Die Stätte von Iwajuku ist ein bedeutendes archäologische Fundstätte befindet sich in der Präfektur Gunma, Japan. Diese 1946 entdeckte Stätte lieferte wichtige Einblicke in Japans Altsteinzeitlich Diese Ära, die der Entstehung des Ackerbaus vorausging, repräsentiert eine Zeit, in der die frühen Menschen in Japan auf Jagen, Sammeln und … angewiesen waren. Steinwerkzeuge fürs Überleben.
Entdeckung und Ausgrabung
1946 entdeckte der Amateurarchäologe Aizawa Tadahiro die Ausgrabungsstätte Iwajuku. Beim Graben an einem Hang stieß er unter einer Schicht vulkanischer Asche auf Steinwerkzeuge. Diese Entdeckung war bahnbrechend. Damals bezweifelten viele Experten die Existenz einer Altsteinzeit in Japan.
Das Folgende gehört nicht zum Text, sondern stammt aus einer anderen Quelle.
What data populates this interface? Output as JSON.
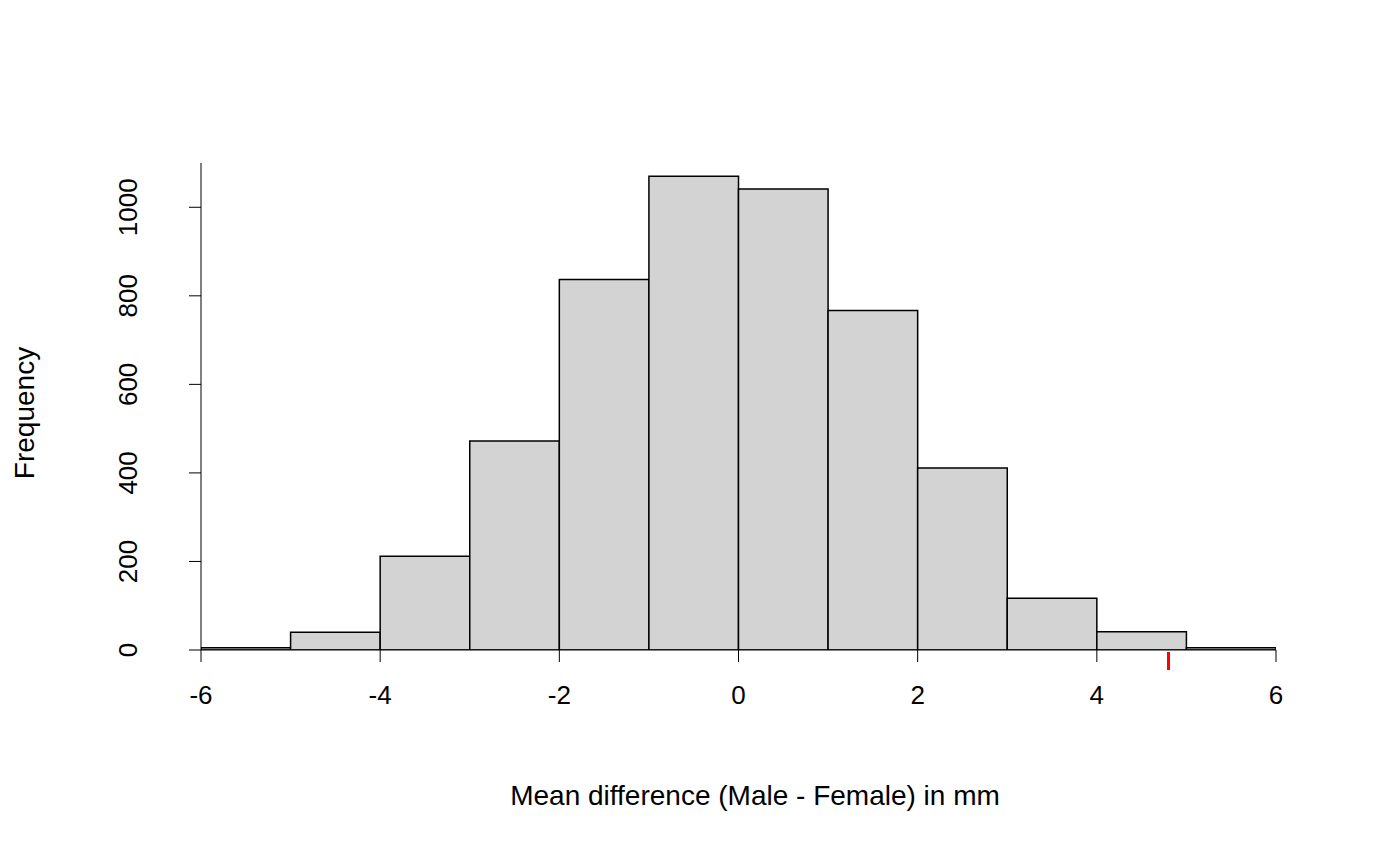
{
  "chart_data": {
    "type": "histogram",
    "x_label": "Mean difference (Male - Female) in mm",
    "y_label": "Frequency",
    "bins": [
      -6,
      -5,
      -4,
      -3,
      -2,
      -1,
      0,
      1,
      2,
      3,
      4,
      5,
      6
    ],
    "counts": [
      5,
      40,
      212,
      472,
      837,
      1070,
      1041,
      767,
      411,
      117,
      41,
      5
    ],
    "color": "#d3d3d3",
    "xlim": [
      -6,
      6
    ],
    "xticks": [
      -6,
      -4,
      -2,
      0,
      2,
      4,
      6
    ],
    "ylim": [
      0,
      1100
    ],
    "yticks": [
      0,
      200,
      400,
      600,
      800,
      1000
    ],
    "observed": {
      "value": 4.8,
      "color": "#ff0000"
    }
  }
}
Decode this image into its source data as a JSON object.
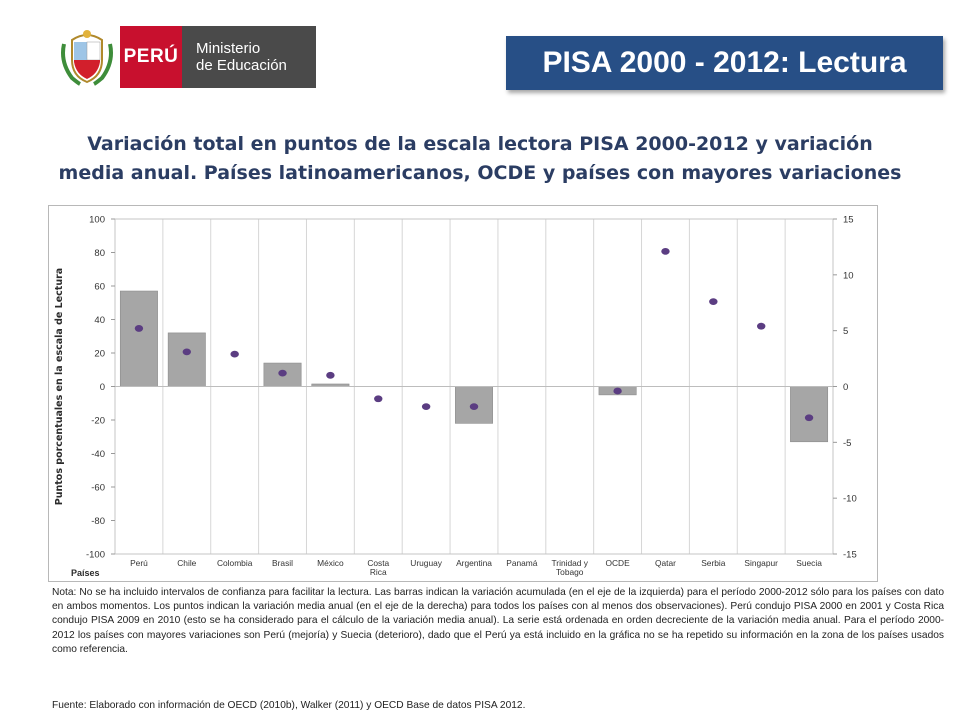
{
  "header": {
    "country": "PERÚ",
    "ministry_line1": "Ministerio",
    "ministry_line2": "de Educación",
    "banner_title": "PISA 2000 - 2012: Lectura"
  },
  "chart_title_line1": "Variación total en puntos de la escala lectora PISA 2000-2012 y variación",
  "chart_title_line2": "media anual. Países latinoamericanos, OCDE y países con mayores variaciones",
  "colors": {
    "bar": "#a6a6a6",
    "dot": "#5b3d82",
    "banner": "#274f86",
    "peru_red": "#c8102e"
  },
  "chart_data": {
    "type": "bar",
    "title": "",
    "xlabel": "Países",
    "ylabel": "Puntos porcentuales en la escala de Lectura",
    "ylim": [
      -100,
      100
    ],
    "y2lim": [
      -15,
      15
    ],
    "yticks": [
      100,
      80,
      60,
      40,
      20,
      0,
      -20,
      -40,
      -60,
      -80,
      -100
    ],
    "y2ticks": [
      15,
      10,
      5,
      0,
      -5,
      -10,
      -15
    ],
    "grid": "vertical",
    "categories": [
      "Perú",
      "Chile",
      "Colombia",
      "Brasil",
      "México",
      "Costa Rica",
      "Uruguay",
      "Argentina",
      "Panamá",
      "Trinidad y Tobago",
      "OCDE",
      "Qatar",
      "Serbia",
      "Singapur",
      "Suecia"
    ],
    "category_lines": [
      [
        "Perú"
      ],
      [
        "Chile"
      ],
      [
        "Colombia"
      ],
      [
        "Brasil"
      ],
      [
        "México"
      ],
      [
        "Costa",
        "Rica"
      ],
      [
        "Uruguay"
      ],
      [
        "Argentina"
      ],
      [
        "Panamá"
      ],
      [
        "Trinidad y",
        "Tobago"
      ],
      [
        "OCDE"
      ],
      [
        "Qatar"
      ],
      [
        "Serbia"
      ],
      [
        "Singapur"
      ],
      [
        "Suecia"
      ]
    ],
    "series": [
      {
        "name": "Variación acumulada",
        "axis": "left",
        "kind": "bar",
        "values": [
          57,
          32,
          null,
          14,
          1.5,
          null,
          null,
          -22,
          null,
          null,
          -5,
          null,
          null,
          null,
          -33
        ]
      },
      {
        "name": "Variación media anual",
        "axis": "right",
        "kind": "dot",
        "values": [
          5.2,
          3.1,
          2.9,
          1.2,
          1.0,
          -1.1,
          -1.8,
          -1.8,
          null,
          null,
          -0.4,
          12.1,
          7.6,
          5.4,
          -2.8
        ]
      }
    ]
  },
  "note": "Nota: No se ha incluido intervalos de confianza para facilitar la lectura. Las barras indican la variación acumulada (en el eje de la izquierda) para el período 2000-2012 sólo para los países con dato en ambos momentos. Los puntos indican la variación media anual (en el eje de la derecha) para todos los países con al menos dos observaciones). Perú condujo PISA 2000 en 2001 y Costa Rica condujo PISA 2009 en 2010 (esto se ha considerado para el cálculo de la variación media anual). La serie está ordenada en orden decreciente de la variación media anual. Para el período 2000-2012 los países con mayores variaciones son Perú (mejoría) y Suecia (deterioro), dado que el Perú ya está incluido en la gráfica no se ha repetido su información en la zona de los países usados como referencia.",
  "source": "Fuente: Elaborado con información de OECD (2010b), Walker (2011) y OECD Base de datos PISA 2012."
}
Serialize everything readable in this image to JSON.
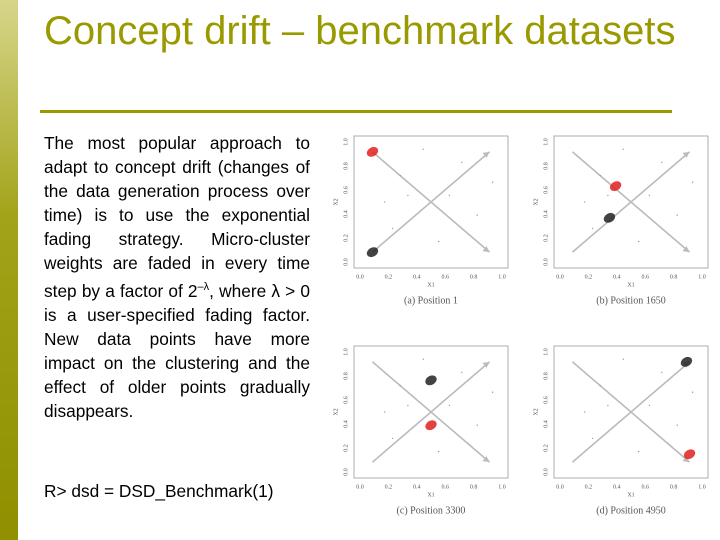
{
  "title": "Concept drift – benchmark datasets",
  "body": {
    "paragraph_before": "The most popular approach to adapt to concept drift (changes of the data generation process over time) is to use the exponential fading strategy. Micro-cluster weights are faded in every time step by a factor of 2",
    "paragraph_superscript": "–λ",
    "paragraph_after": ", where λ > 0 is a user-specified fading factor. New data points have more impact on the clustering and the effect of older points gradually disappears.",
    "code": "R> dsd = DSD_Benchmark(1)"
  },
  "figures": [
    {
      "caption": "(a) Position 1",
      "x_label": "X1",
      "y_label": "X2",
      "ticks": [
        "0.0",
        "0.2",
        "0.4",
        "0.6",
        "0.8",
        "1.0"
      ]
    },
    {
      "caption": "(b) Position 1650",
      "x_label": "X1",
      "y_label": "X2",
      "ticks": [
        "0.0",
        "0.2",
        "0.4",
        "0.6",
        "0.8",
        "1.0"
      ]
    },
    {
      "caption": "(c) Position 3300",
      "x_label": "X1",
      "y_label": "X2",
      "ticks": [
        "0.0",
        "0.2",
        "0.4",
        "0.6",
        "0.8",
        "1.0"
      ]
    },
    {
      "caption": "(d) Position 4950",
      "x_label": "X1",
      "y_label": "X2",
      "ticks": [
        "0.0",
        "0.2",
        "0.4",
        "0.6",
        "0.8",
        "1.0"
      ]
    }
  ]
}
Die von Aizawa geleitete Ausgrabung brachte Steinwerkzeuge zum Vorschein, die unter dem Kanto-Lehm vergraben waren. Ausbildung. Diese Schicht aus Vulkanasche, die auf etwa 30,000 v. Chr. datiert wird, konservierte diese Artefakte. Zu den gefundenen Werkzeugen gehörten Schaber, Spitzen und andere Geräte aus Hornstein und anderen Steinen.
Bedeutung des Iwajuku-Standortes

Die Stätte Iwajuku lieferte den ersten eindeutigen Beweis für eine paläolithische Kultur in Japan. Die dort entdeckten Werkzeuge wiesen darauf hin, dass frühe Menschen Japan viel früher besiedelten als bisher angenommen. Vor dieser Entdeckung war Japans Vorgeschichte wurde weitgehend durch die Linse der Jomon-Zeit, die um 14,000 v. Chr. begann.
Die Iwajuku-Funde haben die Zeitlinie nach hinten verschoben. menschliche Behausung in Japan bis mindestens 30,000 v. Chr. Diese Entdeckung stellte bestehende Theorien in Frage und eröffnete neue Wege für die Erforschung der antiken Geschichte Japans.
Paläolithisches Japan: Ein kurzer Überblick

Die Altsteinzeit in Japan reicht von etwa 35,000 v. Chr. bis 14,000 v. Chr. In dieser Zeit verwendeten die frühen Menschen Steinwerkzeuge zum Jagen und Sammeln. Diese Werkzeuge waren oft einfach und ungeschliffen, was auf ein grundlegendes Niveau der technologischen Entwicklung hinweist.
Die Menschen dieser Zeit lebten wahrscheinlich in kleinen, mobilen Gruppen. Sie folgten Tierherden und zogen je nach Jahreszeit umher, um Nahrung zu finden. Funde von Stätten wie Iwajuku lassen darauf schließen, dass sie ihre Umwelt sehr gut kannten, was ihnen das Überleben unter unterschiedlichen und manchmal harten Bedingungen ermöglichte.
Beitrag der Stätte Iwajuku zur Archäologie
Die Entdeckung der Stätte Iwajuku markierte einen Wendepunkt in Japanisch Archäologie. Es bewies, dass Japan eine reiche und komplexe Vorgeschichte hatte, die weit über die bisher verstandene Zeitlinie hinausreichte. Die in Iwajuku gefundenen Werkzeuge lieferten den ersten greifbaren Beweis für menschliche Aktivitäten in Japan während der Paläolithische Ära.
Weitere Forschungen in Iwajuku und an anderen Orten haben unser Verständnis dieser Zeit noch weiter vertieft. Seitdem haben Archäologen in ganz Japan zahlreiche paläolithische Stätten entdeckt und dabei eine große Vielfalt an Steinwerkzeugen und anderen Artefakten freigelegt.
Fazit
Die Iwajuku-Stätte ist ein Meilenstein in der Erforschung der japanischen Vorgeschichte. Ihre Entdeckung im Jahr 1946 stellte bestehende Annahmen in Frage und erweiterte die bekannte Geschichte menschlicher Besiedlung Japans um Tausende von Jahren. Die Stätte bleibt ein wichtiger Bezugspunkt für Forscher, die die Altsteinzeit in Japan erforschen. Durch fortgesetzte Ausgrabungen und Studien wirft die Iwajuku-Stätte weiterhin Licht auf das Leben der frühesten Bewohner Japans.